31 Aug 2012

Pacific Forum leaders stay firm on Fiji

11:23 pm on 31 August 2012

Regional leaders have stayed firm in their determination to keep Fiji out of the Pacific Islands Forum for now and say it is important they present a united front.

The leaders met for their day-long retreat on the remote and picturesque Cook Islands atoll, One Foot Island, on Thursday as part of the three-day regional summit.

They agreed that Fiji will remain suspended if and when elections are held in 2014 as scheduled.

Cook Islands Prime Minister and forum chair Henry Puna said there was no great push to have Fiji reinstated.

Mr Puna said the integrity of the forum depends on unity, but each country is doing its part to make sure that Fiji is not completely isolated.

New Zealand Prime Minister and outgoing chair John Key said in his five years of attending the forum, this was the least intense as far as Fiji was concerned, although countries do have differing views.

Mr Key said New Zealand is not taking it for granted that Fiji will hold elections in 2014, which is why its suspension from the Pacific Islands Forum will remain unchanged.
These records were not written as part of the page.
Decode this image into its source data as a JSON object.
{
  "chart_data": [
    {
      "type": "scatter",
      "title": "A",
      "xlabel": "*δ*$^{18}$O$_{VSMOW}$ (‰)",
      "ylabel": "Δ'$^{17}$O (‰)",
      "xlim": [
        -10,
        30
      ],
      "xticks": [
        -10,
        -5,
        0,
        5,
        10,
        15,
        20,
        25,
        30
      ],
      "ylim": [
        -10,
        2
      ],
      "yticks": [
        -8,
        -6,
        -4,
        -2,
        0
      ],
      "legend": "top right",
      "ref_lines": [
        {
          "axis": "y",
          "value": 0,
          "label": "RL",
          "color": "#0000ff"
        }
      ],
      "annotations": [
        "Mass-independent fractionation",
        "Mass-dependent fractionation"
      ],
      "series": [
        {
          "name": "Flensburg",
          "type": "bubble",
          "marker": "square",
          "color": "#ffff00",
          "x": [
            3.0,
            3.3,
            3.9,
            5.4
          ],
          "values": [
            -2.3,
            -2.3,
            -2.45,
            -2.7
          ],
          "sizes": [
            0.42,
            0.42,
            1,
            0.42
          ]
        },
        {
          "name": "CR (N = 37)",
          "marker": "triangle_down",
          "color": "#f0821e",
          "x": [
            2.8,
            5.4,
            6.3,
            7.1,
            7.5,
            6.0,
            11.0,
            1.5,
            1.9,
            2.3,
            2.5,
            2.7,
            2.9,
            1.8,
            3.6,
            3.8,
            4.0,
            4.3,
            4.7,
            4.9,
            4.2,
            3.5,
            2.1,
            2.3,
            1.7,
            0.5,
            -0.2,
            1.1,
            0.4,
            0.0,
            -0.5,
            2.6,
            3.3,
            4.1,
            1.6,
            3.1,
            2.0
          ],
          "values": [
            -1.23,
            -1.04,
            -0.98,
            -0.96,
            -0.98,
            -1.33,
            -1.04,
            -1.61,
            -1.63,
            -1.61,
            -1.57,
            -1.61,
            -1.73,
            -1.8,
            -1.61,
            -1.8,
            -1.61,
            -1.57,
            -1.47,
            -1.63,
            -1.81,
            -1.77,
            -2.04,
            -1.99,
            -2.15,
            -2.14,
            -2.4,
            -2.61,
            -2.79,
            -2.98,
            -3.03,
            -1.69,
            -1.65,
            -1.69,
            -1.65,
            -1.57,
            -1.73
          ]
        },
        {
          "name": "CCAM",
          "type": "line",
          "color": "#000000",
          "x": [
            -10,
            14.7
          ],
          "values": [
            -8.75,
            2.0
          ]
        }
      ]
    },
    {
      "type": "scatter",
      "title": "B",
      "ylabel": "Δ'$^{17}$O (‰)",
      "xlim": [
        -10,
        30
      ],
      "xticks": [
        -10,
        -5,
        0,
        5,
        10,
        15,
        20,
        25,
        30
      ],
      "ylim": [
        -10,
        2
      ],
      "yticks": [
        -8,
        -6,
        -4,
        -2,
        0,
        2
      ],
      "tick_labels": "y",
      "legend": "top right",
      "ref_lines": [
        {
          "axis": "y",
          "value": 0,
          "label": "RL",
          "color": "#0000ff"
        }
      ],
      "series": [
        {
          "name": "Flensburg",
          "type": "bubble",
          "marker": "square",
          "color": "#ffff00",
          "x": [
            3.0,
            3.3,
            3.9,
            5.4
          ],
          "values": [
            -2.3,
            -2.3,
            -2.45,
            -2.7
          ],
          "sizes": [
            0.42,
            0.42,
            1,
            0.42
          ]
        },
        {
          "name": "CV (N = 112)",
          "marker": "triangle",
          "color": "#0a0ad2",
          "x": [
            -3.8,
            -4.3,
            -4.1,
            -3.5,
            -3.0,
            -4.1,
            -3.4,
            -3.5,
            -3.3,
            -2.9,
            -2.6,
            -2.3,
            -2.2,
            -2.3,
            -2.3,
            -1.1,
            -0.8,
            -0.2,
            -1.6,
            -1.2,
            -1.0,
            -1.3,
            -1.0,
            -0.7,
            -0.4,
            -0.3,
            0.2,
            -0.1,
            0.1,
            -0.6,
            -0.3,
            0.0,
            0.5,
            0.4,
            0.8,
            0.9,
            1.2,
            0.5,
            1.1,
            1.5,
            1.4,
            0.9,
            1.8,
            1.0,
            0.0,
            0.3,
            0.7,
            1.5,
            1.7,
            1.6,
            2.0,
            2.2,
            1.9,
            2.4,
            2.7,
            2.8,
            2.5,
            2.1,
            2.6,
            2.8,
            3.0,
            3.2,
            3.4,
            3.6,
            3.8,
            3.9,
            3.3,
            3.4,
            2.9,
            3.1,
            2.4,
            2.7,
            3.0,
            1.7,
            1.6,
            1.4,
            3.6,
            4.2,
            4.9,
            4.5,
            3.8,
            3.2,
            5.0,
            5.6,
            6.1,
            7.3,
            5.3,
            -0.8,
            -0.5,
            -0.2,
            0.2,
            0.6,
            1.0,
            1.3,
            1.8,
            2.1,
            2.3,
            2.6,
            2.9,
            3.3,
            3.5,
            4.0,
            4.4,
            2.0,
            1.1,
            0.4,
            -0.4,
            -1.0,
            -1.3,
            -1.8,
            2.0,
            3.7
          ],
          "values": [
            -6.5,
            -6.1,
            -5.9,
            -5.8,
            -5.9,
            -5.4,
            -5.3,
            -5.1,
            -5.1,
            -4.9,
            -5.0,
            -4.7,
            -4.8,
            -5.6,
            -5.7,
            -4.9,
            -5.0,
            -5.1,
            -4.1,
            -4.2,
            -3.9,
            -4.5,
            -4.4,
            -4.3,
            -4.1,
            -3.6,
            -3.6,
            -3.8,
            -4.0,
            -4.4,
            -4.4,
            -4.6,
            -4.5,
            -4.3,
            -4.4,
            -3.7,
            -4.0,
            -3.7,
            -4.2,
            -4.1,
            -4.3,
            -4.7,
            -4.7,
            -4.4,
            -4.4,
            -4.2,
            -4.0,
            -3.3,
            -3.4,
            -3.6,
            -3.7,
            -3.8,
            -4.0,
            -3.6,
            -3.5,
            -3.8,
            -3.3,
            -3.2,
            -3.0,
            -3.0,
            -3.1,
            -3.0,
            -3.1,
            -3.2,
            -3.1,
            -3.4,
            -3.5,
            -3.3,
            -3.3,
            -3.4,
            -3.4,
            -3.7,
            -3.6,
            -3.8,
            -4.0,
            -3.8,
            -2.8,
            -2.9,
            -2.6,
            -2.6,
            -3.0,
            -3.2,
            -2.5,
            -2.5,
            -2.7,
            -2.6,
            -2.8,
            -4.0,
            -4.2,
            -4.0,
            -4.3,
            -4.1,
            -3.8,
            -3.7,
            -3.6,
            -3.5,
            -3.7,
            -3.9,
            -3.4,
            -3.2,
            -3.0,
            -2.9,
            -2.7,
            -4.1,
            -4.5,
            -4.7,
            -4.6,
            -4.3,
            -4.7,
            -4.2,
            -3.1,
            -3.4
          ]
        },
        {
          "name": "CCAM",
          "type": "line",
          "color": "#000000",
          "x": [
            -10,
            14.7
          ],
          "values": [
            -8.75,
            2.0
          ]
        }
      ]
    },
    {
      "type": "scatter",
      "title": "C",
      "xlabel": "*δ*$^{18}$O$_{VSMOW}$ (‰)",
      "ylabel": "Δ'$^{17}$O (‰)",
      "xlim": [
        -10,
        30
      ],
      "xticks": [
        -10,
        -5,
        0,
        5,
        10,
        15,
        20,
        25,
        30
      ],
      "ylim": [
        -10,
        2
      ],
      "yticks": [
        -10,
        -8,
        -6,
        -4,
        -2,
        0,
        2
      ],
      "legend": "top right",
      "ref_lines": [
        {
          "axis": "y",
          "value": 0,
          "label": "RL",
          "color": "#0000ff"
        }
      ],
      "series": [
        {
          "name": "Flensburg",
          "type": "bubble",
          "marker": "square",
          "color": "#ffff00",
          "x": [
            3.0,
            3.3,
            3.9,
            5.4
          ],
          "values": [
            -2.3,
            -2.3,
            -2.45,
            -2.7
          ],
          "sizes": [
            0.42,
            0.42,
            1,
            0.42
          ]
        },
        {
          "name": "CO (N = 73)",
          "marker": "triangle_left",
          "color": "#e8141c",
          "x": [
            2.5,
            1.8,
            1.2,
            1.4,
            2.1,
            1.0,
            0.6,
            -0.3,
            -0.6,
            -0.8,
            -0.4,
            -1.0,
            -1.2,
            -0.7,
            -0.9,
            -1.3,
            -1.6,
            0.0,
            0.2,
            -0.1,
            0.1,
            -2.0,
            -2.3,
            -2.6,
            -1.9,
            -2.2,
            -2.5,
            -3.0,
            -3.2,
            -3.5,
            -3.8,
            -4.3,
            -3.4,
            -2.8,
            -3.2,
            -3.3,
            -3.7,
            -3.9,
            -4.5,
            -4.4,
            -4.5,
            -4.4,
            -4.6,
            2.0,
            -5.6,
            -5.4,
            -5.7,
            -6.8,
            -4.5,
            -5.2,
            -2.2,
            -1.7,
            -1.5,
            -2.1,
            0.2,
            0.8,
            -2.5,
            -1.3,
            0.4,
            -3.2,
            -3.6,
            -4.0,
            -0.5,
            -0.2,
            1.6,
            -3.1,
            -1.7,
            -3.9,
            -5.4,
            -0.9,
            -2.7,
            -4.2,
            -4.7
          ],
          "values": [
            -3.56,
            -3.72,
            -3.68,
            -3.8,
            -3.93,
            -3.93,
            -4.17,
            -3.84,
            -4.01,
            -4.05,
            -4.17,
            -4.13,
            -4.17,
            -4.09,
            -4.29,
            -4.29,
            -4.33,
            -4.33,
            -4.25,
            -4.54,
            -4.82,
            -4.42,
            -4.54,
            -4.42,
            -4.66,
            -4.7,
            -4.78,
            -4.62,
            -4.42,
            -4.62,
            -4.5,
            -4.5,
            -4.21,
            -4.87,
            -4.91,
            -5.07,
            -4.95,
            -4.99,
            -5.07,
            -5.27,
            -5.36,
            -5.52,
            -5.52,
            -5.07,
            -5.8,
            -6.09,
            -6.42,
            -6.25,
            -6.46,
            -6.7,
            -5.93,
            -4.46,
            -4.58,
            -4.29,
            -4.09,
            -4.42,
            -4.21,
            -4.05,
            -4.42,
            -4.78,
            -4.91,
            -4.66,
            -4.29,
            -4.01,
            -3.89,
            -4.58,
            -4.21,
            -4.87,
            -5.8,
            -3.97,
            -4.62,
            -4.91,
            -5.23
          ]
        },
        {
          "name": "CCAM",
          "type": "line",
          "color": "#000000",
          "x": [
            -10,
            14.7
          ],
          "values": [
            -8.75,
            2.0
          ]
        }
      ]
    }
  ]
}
New Zealand wants to encourage the positive signs being seen, but these should not be overstated.

"There's always a chance that (Fiji interim prime minister) Bainimarama won't go ahead with those elections. That's been the position in the past. So we'll take it one step at a time."

Mr Key said there are still significant problems - for example, calls for military immunity, and until the soldiers in Fiji return to the barracks, the nation won't be readmitted to the forum.

NZ to help nations protect fisheries

New Zealand is to commit an extra $10 million towards increasing surveillance and protection of fisheries in the Pacific.

Prime Minister John Key made the announcement on Friday at the forum.

The money takes New Zealand's total commitment to $50 million. It will target the management of long-line tuna and allow better surveillance, through satellite technology, to combat poaching by foreign countries.

The tuna fishery alone is estimated to be worth nearly $3 billion a year, with illegal fishing taking $500 - $600 million out of the region.

Foreign Affairs Minister Murray McCully has said many countries, including Asian and European nations, operate illegally in the Pacific.

He is reluctant to name the countries involved as he says individual ship owners are responsible.

"But we certainly think that there's a way to go before we've eradicated that sort of behaviour in the region and we need co-operation from all of the governments involved."